New Orleanians, with their usual joie de vivre, take the day that honors the dead a step further. This being New Orleans, the celebrations often include food and wine. Funeral homes schedule Masses followed by refreshments. Family picnics at gravesites are common.
Many visit their forebears’ resting places to spruce up the aboveground tombs. They weed the surrounding grounds, scrub marble stones or whitewash the mausoleums made of brick with plaster façades. Then they decorate with festooned flowers and elaborate wreathes. Some make a day of it, traveling from one cemetery to another if their relatives are entombed in different “cities of the dead” in various neighborhoods.
During the 1880s when are novels are set, the entire city shut down. Vendors selling food, flowers and black glass wreathes lined the streets near cemeteries. Crowds gathered to visit their dead and each other. This wood engraving by John Durkin published in Harper’s Weekly in November 1885 is no doubt an apt depiction of the holy day celebration.
We included the custom in What a Widow Wants. The Collins family visits the grave of Bridget, Patrick’s wife, Maureen’s mother. Irishman William Collins is amazed by the odd celebration:
“Julia set out a picnic of lemonade, soul cakes, and the simple meal of boiled shrimp with Remoulade sauce, chicken and dumplings, and for dessert sparkling wine, caramel cake, pralines and chocolate, all of which had been the favorites of Aunt Bridget.
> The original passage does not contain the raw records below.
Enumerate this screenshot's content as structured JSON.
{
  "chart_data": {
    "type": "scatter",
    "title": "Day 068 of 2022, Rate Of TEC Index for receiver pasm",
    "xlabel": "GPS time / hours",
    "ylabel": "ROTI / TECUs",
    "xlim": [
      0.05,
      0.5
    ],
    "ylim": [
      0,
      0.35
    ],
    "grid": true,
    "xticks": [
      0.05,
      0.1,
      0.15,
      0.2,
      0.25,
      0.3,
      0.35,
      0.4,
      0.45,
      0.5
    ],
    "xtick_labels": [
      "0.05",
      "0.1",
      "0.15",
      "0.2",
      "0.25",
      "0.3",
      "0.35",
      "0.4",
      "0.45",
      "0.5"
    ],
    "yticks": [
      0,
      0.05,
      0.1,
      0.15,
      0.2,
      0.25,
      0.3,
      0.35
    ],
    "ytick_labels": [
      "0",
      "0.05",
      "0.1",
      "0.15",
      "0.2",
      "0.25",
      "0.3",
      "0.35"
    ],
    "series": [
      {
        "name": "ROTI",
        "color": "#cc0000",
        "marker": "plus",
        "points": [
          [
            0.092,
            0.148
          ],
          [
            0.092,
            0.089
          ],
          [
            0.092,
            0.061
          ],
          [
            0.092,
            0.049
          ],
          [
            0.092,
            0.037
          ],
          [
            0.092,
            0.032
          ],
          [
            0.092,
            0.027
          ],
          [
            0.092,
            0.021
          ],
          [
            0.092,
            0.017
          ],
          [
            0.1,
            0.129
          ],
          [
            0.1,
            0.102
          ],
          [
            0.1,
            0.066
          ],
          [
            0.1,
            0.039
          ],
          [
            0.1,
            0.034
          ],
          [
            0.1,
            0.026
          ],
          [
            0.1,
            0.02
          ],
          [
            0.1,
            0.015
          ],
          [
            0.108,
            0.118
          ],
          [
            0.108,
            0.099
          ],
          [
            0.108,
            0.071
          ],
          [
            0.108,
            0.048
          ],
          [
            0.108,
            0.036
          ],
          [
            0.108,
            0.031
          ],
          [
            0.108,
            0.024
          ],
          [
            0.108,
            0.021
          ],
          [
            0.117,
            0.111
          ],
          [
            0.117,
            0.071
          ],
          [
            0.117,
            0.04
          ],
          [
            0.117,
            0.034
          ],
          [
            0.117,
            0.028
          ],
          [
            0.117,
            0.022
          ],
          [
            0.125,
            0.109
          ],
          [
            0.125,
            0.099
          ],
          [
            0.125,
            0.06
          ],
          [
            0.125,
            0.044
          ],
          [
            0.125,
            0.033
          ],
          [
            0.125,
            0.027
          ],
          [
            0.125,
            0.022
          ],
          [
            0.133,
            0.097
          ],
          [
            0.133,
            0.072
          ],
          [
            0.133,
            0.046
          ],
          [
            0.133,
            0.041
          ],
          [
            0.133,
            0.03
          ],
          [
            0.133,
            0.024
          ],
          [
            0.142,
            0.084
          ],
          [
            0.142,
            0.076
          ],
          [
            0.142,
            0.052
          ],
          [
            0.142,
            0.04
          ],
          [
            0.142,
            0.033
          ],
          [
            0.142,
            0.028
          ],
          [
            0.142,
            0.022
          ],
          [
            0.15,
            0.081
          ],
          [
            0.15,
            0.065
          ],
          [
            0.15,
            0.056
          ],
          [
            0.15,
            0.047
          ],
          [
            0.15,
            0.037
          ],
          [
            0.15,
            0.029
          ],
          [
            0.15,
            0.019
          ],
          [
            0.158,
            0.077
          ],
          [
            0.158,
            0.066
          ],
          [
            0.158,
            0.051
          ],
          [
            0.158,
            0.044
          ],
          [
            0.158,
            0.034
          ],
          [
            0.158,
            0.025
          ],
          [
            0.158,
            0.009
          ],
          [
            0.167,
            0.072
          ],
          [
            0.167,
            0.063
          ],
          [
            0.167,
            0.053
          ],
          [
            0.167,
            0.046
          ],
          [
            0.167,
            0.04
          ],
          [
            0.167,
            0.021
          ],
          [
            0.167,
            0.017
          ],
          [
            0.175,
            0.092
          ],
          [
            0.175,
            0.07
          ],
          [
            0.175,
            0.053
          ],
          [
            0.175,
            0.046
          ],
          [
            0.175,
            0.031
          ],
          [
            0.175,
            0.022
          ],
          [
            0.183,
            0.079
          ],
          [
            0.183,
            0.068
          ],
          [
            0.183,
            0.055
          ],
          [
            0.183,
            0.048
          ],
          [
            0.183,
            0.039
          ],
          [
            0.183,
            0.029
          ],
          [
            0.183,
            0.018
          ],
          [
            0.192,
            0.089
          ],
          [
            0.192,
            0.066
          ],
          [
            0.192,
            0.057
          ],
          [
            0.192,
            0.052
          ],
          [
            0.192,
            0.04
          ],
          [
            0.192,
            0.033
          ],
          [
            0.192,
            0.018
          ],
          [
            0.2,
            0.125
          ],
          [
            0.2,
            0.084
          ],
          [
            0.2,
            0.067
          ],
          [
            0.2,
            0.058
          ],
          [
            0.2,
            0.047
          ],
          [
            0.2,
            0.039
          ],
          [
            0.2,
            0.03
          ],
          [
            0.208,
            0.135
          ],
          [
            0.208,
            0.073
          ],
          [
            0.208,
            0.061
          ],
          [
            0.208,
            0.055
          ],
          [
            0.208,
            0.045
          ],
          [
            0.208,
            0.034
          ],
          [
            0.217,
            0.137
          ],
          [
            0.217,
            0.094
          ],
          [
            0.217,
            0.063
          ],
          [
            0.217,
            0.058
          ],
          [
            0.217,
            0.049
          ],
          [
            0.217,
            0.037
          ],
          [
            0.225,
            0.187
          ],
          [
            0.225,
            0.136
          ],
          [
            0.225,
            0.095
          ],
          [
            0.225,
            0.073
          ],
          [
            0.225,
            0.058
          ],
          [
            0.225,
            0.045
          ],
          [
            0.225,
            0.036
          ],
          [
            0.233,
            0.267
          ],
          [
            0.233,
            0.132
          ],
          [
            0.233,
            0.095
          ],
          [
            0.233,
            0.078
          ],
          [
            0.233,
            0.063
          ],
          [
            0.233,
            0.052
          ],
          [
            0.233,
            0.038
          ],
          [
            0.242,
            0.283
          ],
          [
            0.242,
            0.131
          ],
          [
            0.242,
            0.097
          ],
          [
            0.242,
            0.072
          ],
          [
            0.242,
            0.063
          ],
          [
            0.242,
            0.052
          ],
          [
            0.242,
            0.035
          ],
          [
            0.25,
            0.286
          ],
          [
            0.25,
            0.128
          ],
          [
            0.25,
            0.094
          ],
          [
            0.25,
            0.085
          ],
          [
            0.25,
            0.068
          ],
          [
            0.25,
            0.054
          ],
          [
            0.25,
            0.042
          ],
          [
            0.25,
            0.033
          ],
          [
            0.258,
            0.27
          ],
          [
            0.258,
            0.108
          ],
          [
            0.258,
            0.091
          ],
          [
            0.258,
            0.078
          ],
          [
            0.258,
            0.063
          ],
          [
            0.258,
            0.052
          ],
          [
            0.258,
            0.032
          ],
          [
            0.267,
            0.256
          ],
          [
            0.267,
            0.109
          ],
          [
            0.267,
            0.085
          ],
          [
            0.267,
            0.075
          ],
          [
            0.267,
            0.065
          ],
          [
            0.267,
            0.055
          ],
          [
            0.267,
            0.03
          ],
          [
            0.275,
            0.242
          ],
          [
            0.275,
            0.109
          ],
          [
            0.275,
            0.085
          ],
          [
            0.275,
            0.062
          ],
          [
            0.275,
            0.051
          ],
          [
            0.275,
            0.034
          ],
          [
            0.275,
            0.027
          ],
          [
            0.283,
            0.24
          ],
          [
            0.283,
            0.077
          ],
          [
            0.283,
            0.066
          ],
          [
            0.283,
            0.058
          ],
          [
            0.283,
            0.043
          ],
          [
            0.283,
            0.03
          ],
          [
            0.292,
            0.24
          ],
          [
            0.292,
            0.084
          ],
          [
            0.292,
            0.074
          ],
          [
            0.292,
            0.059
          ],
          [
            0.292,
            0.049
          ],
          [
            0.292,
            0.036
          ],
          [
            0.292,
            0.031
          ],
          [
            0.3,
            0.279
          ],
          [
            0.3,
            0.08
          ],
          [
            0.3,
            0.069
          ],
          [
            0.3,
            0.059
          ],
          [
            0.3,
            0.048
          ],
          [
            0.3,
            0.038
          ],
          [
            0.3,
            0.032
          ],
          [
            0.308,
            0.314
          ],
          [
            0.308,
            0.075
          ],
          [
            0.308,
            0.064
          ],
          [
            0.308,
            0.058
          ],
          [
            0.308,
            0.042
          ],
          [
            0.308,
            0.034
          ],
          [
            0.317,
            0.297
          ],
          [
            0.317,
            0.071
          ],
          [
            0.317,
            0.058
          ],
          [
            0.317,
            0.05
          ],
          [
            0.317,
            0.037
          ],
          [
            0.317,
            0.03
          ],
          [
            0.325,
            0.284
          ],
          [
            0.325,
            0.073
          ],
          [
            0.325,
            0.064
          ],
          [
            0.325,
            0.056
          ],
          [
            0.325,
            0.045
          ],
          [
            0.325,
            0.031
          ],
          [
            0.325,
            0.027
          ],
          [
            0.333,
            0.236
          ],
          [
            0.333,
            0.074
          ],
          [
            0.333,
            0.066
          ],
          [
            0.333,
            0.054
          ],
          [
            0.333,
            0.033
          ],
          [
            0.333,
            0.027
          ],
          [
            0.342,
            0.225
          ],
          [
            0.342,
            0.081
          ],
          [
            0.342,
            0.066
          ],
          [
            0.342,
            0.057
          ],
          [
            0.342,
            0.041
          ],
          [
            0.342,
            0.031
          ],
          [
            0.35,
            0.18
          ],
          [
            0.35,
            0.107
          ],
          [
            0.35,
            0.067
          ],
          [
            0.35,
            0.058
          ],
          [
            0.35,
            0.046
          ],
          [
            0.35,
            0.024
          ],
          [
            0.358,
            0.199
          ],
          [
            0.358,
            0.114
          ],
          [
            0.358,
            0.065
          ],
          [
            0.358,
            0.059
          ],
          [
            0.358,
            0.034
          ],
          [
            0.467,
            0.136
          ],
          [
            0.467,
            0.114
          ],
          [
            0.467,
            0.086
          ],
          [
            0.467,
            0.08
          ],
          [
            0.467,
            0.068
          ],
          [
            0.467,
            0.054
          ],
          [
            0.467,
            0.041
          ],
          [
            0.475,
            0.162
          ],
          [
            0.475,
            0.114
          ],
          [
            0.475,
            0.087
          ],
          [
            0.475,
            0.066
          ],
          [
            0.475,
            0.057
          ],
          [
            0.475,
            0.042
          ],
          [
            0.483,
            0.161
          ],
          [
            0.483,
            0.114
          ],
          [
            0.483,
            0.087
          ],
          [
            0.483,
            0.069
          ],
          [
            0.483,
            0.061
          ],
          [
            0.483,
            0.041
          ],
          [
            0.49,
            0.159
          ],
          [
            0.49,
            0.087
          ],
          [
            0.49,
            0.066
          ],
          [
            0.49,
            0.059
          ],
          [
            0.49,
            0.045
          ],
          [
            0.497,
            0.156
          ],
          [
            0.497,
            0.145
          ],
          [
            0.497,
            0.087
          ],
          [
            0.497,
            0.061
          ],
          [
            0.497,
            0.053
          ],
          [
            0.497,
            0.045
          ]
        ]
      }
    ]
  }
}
As he enjoyed these delicacies, William had to marvel at the gorgeous fall sunshine, at the delightful way New Orleans imprinted its unique stamp on the church calendar.
Next, they got to work. Maureen, like a little general, sat on an iron bench, arranging flowers and directing Guy in painting Bridget’s tomb with a brilliant whitewash. Uncle Patrick strained the seat of his dress pants bending to de-root vetch and cat’s claw and William scrubbed the marble doorstep until it gleamed. The next several hours were devoted to decorating the tomb with arrays of yellow chrysanthemums, red coxcombs and wreaths of iridescent black glass and oyster shells.
Watching the care Uncle Patrick and Maureen lavished on the marble structure—he on a step ladder polishing the angel at the portico, she washing the stained glass—William’s heart twisted with a private grief, not for family members among the dead, but for those among the living who would die—his parents and his brothers; his older brother Cormac and his younger brother John, and of course his sister, Sarah, the unhappiest of all, on the other side of the world.”